Danças com Russos.



O império russo quando estertorava sob aquilo que hoje se chamaria a “diplomacia da influência” de uma czarina importada, de cabeça feita por um “bruxo” oportunista, e refém de um filho hemofílico, assistiu a momentos fascinantes que prenunciavam a revolução, ou aquilo que Pushkin previa como uma “Rússia tumultuosa, insensata e cruel”.



Um dos últimos primeiros-ministros “joguetes” de Alexandra & Rasputine foi Boris Stürmer. No auge do descontentamento contra este “artista” incompetente e corrupto, um deputado liberal chamado Milliukov teve um discurso incendiário na Duma.

Desta cessão – nos finais de 1916 - do parlamento russo ficam-me ( li tantas vezes estas histórias em “miúdo” que até parece que estive lá) imagens que hoje são “bem-vindas”. Milliukov ia intercalando as suas acusações ao governo da altura com a famosa interrogação: “Estupidez ou traição ? ”.Tempos de guerra onde o “inimigo” se emboscava de baioneta e não com “acordos parasociais”, “ memorandum of understanding” ou “call options”.

Mas nessa mesma sessão um outro deputado, Vasili Maklakov, “pega” também em Pushkin e “rouba-lhe” : «Ai do país onde o escravo e o mentiroso estão perto do trono».

Finalmente cheguei onde queria. Preambular é o aconchego dos incompetentes. Mas no preambular é que está o ganho.
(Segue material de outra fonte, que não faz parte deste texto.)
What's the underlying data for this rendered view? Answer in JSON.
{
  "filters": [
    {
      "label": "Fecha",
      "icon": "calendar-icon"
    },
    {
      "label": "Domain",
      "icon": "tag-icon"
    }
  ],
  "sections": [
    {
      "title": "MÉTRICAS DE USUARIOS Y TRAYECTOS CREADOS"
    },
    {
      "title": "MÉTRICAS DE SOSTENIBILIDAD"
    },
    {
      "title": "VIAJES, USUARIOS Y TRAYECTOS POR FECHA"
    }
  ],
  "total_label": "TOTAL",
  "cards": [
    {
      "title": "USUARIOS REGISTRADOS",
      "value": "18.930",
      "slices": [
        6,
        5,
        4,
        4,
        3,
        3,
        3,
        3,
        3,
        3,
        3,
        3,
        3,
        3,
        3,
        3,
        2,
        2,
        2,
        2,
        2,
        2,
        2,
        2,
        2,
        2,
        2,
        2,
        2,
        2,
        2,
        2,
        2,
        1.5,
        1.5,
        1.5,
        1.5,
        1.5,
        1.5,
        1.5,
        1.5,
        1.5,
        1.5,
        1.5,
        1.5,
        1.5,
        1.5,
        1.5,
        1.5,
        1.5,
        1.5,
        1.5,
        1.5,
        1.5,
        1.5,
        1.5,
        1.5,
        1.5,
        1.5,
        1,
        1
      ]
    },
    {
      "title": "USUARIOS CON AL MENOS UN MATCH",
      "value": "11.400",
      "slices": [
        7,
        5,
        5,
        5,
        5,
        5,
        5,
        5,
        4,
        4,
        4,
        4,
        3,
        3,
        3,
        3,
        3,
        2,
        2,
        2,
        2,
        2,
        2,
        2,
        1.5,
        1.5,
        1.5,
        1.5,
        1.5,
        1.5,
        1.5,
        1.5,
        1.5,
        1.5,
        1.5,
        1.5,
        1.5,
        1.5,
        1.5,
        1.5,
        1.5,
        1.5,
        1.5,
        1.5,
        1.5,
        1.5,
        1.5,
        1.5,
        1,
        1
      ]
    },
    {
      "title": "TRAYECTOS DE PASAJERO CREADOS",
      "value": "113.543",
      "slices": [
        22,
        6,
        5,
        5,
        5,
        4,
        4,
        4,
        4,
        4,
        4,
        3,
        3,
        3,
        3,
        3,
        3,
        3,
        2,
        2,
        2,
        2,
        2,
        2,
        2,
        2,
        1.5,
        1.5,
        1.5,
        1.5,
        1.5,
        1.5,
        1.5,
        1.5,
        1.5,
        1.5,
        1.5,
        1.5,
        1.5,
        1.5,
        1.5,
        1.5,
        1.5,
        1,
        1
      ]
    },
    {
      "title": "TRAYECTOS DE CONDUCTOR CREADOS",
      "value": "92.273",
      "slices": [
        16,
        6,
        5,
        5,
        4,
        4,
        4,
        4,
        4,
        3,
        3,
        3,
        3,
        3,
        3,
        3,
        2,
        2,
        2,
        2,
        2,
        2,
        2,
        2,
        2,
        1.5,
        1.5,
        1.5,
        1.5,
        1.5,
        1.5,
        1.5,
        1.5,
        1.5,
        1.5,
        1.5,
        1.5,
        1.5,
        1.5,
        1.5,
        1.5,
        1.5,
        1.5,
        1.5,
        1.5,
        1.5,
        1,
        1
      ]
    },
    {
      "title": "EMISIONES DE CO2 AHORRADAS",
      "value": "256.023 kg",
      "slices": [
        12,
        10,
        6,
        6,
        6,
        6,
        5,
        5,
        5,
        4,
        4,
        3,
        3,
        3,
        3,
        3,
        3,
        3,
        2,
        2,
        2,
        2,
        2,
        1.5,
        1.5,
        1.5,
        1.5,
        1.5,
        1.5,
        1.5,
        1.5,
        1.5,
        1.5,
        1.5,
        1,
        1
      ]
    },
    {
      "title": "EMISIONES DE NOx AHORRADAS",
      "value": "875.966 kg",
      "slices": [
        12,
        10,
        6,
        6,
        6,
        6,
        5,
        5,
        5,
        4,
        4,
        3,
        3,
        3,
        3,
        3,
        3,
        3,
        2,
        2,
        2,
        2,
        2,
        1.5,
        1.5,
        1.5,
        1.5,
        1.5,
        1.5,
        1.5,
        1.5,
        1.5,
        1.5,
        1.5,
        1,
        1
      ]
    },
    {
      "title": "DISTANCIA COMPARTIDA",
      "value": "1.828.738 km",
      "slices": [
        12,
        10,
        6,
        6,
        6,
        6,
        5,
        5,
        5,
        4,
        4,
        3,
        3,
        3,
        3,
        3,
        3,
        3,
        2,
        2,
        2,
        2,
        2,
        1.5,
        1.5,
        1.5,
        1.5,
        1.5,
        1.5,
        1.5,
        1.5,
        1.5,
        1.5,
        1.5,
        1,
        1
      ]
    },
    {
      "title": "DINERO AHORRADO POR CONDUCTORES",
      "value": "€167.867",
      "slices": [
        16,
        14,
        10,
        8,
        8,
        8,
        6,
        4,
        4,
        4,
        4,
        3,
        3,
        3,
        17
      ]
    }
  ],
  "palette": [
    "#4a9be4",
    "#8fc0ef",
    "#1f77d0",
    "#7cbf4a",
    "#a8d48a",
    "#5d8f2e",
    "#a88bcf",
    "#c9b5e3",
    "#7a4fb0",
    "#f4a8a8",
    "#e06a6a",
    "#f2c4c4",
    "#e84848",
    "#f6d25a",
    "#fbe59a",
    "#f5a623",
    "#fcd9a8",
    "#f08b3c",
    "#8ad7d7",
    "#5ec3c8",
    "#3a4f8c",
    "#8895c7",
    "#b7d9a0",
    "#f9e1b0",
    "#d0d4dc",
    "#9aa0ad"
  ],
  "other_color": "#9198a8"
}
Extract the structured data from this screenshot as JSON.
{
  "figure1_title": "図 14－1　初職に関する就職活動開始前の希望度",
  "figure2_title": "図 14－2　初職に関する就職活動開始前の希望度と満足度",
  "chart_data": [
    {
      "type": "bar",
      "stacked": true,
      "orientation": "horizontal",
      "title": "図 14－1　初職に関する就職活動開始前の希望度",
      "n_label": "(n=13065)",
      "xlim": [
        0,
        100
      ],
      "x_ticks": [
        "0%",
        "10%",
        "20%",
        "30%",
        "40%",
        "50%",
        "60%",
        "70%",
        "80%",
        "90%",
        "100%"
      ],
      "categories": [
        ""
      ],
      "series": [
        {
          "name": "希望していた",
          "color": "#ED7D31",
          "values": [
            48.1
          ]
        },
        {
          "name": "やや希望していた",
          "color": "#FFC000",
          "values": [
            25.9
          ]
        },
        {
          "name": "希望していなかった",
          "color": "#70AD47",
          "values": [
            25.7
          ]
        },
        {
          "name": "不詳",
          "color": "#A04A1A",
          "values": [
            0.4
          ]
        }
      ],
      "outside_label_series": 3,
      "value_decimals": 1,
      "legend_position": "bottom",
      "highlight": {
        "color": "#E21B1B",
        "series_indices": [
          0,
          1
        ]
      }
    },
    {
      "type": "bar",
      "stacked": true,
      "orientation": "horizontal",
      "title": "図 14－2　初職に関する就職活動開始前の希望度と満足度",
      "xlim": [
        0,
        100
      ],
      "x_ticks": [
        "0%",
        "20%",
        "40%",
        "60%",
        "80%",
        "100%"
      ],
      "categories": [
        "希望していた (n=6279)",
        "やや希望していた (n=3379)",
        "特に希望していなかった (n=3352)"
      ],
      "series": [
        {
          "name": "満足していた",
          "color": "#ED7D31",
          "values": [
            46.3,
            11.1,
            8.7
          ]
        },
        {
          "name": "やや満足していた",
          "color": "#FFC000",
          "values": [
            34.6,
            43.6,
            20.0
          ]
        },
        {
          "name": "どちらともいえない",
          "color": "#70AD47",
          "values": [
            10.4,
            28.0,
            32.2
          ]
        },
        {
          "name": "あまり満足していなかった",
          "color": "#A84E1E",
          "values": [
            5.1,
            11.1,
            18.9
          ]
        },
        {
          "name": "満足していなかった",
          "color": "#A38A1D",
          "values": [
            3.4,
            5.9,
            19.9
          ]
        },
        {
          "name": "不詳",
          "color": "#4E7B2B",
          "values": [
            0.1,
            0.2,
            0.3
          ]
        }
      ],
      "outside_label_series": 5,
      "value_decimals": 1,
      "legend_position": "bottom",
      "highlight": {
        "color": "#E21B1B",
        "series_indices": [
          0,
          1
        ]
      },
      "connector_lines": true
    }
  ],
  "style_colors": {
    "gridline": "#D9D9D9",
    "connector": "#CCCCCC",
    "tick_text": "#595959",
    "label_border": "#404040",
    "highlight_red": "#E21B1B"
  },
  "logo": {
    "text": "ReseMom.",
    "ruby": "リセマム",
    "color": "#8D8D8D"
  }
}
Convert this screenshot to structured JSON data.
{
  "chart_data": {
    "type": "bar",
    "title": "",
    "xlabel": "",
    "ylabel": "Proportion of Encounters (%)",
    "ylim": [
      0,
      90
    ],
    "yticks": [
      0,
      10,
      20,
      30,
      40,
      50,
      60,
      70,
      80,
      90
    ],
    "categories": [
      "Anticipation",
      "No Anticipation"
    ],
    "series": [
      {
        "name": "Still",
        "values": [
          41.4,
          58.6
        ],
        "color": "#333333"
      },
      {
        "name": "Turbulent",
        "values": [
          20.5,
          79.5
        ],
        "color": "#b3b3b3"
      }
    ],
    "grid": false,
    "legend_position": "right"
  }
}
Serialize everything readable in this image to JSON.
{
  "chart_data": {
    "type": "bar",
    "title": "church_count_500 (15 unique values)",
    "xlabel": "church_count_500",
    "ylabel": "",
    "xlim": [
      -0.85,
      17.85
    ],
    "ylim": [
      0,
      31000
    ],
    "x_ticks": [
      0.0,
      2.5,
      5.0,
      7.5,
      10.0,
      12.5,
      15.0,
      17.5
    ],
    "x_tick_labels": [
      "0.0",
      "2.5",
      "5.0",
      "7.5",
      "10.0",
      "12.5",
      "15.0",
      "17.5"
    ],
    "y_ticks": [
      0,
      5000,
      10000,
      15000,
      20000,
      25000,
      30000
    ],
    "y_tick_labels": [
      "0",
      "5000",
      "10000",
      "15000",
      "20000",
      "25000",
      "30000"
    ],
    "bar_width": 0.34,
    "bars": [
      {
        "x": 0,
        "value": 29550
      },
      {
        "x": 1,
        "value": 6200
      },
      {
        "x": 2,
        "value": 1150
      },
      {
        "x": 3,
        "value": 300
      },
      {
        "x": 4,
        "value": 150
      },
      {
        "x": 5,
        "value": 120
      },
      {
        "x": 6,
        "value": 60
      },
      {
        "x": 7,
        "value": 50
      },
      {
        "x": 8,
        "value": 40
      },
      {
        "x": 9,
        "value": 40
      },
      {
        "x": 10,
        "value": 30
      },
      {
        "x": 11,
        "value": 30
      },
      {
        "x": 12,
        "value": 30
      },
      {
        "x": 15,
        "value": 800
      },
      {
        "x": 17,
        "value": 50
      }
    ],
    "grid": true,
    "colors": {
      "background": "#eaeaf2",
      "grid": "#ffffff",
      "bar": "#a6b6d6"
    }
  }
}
A estupidez. A mentira. A traição. A escravidão. Tudo moças jeitosas. Casamenteiras, de bom dote, e vestindo das melhores marcas. A proximidade ao poder é corruptora. Esta é uma ideia terrível, mas dificilmente contornável. A existência de “moralidades paralelas”, ou “moralidades de exclusão”, ou “moralidades suspensas” ( como Kundera queria para o romance ) parece ser a receita para a subsistência do poder a níveis de sanidade aceitáveis. Incapaz de lidar com tanta realidade, quem detém o poder, mais tarde ou mais cedo só se consegue alimentar dessas carcaças que vão ficando bolorentas. Mas molha-as e assim já não sente a falta dos caninos afiados dos primeiros tempos. O resultado talvez não seja tão tumultuoso, a crueldade é servida ao ritmo do zapping, e a insensatez vem acompanhada com o molho das estatísticas, o que embebendo o pão traz uma sensação – por vezes chafurdosa – mas deliciosa.



Hoje, o poder também faz muitas vezes como o czar Nicolau, que nesse período de guerra visitava Kiev, os feridos nos hospitais e a sua maezinha.